Whenever there is trust involved, there is no difference to your point. How you're running the model requires trusting that the model, parser, etc isn't compromised and especially if it can be trusted to behave correctly after training - thus transparent explanations rather than hallucinations and its easy to trick and compromise them to do something else.

Given that we already don't trust the outputs of these AI models, the above security issue make this even worse and untrustworthy. The plain old regular average joe users do not care about the neural network format, etc and will run and open anything without checking regardless even if it is a text file disguised as a program.

Thus, it is entirely no different and we are back to square -1 (with the unexplainable properties of these models that people will try it out and trust its outputs)

saltcured · on Feb 29, 2024

I agree that we can define a safe serialization format for models with given assumptions about architecture. I.e. when the model is just the matrices and cannot supply custom inference code needed to process the matrices.

But, I expect we're going to have additional rounds of insecure practice just like we've had in every other popularized tech movement. People are going to develop frameworks with code-injection flaws, where they assume mode outputs (tokens) can be trusted and can contain executable content. Then, the inscrutable and untrustworthy models are going to be a problem as well.

Think everything from MS Office macro abuse to human drivers blindly following their GPS guidance into a lake. This can and most probabaly will be repeated with AI models, due to the prevalence of naive and over-trusting practitioners and consumers.

Me1000 · on Feb 29, 2024

100%. Software takes time to make it secure, since after all it’s written by us flawed humans. The runtime that consumes the model files might have bugs, but those will be fixed over time.

How people use model outputs (or inputs; I.e prompt injections) is a whole other area ripe for exploits, especially while these technologies are being adopted by people who don’t really understand them. But I view this as fundamentally different than the above. A model format can be secure in that it won’t just randomly delete files on your computer. This is a computer science problem and thus provably securable. I guess that was the point I was trying to make when differentiating why they work vs how they work.

helij · on Feb 29, 2024

Would running models in VM mitigate the risk?

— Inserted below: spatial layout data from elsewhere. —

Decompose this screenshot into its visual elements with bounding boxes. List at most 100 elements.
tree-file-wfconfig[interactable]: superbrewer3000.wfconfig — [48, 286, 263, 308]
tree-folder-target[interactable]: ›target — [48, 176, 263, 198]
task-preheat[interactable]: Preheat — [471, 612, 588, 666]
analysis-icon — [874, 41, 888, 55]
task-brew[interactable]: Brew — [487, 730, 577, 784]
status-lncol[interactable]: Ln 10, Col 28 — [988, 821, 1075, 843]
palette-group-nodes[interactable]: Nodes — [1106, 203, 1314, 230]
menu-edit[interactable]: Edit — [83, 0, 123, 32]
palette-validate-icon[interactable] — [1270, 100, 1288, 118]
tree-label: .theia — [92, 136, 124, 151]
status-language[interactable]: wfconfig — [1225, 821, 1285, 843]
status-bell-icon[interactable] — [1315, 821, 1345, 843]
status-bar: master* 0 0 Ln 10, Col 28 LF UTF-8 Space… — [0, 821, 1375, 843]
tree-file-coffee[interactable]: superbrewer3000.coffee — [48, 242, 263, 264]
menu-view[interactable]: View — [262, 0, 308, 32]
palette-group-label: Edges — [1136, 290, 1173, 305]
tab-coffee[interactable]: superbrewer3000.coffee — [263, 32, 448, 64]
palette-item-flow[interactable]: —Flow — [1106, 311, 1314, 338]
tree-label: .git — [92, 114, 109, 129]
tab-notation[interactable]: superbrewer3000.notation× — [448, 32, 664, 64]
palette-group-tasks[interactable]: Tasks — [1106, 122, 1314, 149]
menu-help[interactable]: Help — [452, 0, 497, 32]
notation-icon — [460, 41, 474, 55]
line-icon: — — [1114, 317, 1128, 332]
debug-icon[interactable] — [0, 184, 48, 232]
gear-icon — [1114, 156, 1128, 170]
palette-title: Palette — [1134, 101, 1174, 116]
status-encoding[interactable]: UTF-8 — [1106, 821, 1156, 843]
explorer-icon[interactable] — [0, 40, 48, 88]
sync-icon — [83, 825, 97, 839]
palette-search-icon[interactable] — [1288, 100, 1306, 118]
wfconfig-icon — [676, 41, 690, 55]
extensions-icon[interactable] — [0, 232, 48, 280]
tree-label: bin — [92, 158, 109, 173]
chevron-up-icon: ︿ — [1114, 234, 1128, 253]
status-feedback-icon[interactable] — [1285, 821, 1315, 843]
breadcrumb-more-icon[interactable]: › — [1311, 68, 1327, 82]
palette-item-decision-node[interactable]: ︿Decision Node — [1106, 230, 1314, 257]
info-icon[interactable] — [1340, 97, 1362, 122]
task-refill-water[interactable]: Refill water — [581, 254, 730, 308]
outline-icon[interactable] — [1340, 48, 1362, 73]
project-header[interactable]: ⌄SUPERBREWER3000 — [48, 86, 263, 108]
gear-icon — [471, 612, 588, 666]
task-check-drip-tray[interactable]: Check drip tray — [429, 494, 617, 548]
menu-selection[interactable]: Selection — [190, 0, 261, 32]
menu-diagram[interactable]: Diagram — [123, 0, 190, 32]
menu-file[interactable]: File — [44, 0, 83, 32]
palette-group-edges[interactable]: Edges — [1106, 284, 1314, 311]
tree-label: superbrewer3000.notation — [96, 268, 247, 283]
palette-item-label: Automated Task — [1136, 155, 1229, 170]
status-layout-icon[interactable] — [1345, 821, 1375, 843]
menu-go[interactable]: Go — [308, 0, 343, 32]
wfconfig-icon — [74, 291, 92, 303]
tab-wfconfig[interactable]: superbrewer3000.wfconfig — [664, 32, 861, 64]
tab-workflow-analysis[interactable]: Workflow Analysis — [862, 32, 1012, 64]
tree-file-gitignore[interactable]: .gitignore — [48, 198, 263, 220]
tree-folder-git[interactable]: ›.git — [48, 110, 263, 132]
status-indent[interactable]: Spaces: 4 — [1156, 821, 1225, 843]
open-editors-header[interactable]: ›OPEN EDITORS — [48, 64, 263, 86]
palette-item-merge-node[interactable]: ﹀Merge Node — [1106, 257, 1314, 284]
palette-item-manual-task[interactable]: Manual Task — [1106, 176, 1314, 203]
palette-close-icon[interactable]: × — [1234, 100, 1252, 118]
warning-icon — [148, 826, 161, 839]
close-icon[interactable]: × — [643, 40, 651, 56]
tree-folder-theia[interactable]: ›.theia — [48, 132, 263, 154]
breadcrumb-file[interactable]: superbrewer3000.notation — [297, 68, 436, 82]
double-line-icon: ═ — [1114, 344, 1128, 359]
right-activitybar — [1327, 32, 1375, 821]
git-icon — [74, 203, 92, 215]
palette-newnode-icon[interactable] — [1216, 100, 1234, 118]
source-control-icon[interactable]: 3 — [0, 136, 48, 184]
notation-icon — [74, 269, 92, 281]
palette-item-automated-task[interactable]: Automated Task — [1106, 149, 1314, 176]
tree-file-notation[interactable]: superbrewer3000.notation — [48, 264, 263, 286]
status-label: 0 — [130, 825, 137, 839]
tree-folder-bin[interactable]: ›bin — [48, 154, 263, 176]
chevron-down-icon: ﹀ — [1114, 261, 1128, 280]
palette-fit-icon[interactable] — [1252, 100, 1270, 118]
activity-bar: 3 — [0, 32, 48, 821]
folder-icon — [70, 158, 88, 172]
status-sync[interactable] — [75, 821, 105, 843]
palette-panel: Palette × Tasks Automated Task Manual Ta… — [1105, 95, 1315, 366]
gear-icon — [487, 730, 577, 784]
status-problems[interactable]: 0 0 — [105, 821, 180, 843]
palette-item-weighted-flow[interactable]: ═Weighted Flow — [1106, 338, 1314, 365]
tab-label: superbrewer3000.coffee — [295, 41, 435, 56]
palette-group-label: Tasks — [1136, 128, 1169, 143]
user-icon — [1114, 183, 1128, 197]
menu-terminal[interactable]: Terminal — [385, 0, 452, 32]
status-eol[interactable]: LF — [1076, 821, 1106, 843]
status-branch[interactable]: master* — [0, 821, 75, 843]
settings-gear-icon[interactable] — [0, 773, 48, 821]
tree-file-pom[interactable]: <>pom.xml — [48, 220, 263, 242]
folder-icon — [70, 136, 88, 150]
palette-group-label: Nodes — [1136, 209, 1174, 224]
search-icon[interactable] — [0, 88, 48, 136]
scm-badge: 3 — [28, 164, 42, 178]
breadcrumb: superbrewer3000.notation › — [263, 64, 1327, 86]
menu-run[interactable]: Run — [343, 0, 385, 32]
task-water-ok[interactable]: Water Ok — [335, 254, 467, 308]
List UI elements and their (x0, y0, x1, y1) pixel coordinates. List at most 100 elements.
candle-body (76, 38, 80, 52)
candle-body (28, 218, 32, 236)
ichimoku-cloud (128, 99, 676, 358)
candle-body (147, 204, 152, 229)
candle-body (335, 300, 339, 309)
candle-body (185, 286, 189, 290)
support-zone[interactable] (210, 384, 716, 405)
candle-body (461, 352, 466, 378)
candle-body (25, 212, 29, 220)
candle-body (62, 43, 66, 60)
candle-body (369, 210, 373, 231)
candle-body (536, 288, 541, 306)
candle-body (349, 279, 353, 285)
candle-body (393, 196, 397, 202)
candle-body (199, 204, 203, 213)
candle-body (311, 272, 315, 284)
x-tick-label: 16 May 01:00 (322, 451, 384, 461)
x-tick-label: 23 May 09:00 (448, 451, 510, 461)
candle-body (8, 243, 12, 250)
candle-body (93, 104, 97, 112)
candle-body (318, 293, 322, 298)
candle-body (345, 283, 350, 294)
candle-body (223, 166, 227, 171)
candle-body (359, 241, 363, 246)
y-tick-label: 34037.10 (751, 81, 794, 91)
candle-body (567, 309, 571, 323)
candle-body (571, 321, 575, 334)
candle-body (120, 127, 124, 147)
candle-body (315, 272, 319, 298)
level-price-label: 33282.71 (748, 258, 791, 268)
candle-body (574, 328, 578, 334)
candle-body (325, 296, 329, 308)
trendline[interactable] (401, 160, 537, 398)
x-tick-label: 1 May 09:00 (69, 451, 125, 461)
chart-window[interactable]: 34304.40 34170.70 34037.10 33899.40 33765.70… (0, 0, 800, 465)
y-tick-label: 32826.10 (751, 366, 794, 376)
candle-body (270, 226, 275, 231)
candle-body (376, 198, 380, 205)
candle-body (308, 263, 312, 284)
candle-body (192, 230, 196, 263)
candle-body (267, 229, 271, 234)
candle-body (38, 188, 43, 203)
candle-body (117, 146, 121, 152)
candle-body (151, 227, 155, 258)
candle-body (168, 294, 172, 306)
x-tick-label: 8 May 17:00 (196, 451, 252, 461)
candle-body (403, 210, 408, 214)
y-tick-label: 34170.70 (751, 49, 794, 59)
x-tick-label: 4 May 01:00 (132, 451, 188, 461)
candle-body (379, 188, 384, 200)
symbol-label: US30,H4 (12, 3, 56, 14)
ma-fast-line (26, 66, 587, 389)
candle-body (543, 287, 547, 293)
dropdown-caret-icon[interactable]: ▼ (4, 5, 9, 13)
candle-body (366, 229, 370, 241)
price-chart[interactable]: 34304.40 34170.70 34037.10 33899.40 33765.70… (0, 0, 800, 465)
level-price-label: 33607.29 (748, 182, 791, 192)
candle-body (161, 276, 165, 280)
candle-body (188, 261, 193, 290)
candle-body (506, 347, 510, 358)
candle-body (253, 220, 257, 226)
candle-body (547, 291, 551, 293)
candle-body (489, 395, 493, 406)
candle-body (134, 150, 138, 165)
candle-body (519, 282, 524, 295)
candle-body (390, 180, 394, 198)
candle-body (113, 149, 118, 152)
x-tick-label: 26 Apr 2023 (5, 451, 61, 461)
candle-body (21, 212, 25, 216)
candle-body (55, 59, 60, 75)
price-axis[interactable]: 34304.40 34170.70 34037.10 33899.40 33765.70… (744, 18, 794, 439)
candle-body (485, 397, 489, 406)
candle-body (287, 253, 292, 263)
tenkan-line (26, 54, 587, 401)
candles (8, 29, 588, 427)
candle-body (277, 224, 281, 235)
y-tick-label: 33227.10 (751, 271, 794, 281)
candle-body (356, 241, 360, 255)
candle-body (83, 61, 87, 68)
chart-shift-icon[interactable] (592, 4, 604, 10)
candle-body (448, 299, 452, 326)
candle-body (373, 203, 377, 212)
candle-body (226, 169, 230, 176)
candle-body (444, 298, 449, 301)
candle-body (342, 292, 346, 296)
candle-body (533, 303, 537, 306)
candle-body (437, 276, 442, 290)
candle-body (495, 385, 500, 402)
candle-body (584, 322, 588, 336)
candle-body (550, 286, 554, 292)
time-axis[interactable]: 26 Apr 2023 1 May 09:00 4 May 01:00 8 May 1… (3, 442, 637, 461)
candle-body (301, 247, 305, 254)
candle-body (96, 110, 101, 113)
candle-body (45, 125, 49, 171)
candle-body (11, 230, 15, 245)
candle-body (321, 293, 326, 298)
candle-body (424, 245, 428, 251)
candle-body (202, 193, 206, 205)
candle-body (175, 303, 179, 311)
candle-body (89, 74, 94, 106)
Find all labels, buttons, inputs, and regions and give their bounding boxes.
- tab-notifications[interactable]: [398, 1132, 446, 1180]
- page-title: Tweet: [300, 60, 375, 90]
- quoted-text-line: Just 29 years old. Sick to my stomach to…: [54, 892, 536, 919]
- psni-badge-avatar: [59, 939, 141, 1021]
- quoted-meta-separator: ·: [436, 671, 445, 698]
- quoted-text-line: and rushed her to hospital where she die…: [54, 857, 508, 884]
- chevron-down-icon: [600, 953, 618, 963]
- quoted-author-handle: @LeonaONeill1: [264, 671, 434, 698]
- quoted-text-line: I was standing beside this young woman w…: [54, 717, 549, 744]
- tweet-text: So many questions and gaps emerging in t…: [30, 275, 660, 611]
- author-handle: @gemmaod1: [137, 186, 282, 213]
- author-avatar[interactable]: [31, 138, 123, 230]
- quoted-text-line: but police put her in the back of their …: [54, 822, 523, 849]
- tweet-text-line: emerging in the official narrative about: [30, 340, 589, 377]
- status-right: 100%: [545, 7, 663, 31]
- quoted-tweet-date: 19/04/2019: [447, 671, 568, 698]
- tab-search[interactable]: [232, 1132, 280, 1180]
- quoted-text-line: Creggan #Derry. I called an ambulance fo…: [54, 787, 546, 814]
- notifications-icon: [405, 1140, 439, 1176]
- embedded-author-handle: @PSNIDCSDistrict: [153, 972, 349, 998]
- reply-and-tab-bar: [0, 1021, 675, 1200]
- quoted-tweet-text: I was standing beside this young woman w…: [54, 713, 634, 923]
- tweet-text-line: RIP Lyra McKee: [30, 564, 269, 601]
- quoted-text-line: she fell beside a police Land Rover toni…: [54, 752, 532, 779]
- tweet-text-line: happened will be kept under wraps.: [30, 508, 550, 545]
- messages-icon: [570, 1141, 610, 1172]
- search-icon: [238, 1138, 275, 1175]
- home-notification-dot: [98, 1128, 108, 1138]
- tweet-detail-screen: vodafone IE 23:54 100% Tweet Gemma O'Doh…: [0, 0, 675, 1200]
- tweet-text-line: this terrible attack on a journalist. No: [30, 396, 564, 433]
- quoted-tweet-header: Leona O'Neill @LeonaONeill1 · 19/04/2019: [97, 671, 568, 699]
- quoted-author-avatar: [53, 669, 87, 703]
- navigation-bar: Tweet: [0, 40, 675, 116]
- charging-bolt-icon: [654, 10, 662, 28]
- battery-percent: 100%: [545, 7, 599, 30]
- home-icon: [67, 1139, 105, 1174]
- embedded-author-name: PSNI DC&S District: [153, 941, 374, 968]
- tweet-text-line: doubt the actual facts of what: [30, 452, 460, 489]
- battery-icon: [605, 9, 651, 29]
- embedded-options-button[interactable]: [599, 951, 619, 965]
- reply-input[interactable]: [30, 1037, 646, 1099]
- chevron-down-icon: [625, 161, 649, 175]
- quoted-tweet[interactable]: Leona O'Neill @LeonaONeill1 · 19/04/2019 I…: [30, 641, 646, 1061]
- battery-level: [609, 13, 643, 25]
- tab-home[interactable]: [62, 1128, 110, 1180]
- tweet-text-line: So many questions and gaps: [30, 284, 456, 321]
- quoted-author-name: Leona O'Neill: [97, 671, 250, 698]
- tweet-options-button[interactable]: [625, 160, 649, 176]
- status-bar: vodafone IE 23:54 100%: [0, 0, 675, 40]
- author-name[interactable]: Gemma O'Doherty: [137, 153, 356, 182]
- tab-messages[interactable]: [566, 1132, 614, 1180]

heavyset_go · on Feb 29, 2024

Depends, there are VM escapes.

api · on Feb 29, 2024

Yeah but defense in depth. Now you have to own the VM and escape the VM, and the latter usually requires an attack against the exact VM you are running which may be hard to determine.

actualwitch · on Feb 29, 2024

You'd have to do gpu passthrough if you want performance.

bongoman37 · on Feb 29, 2024

I think we need models to safeguard against models and then maybe hard coded rules to safeguard against those models missing out on things. It would be exceedingly hard to verify what all could be maliciously encoded in a billion parameter model waiting to be unleashed with the right sequence of tokens.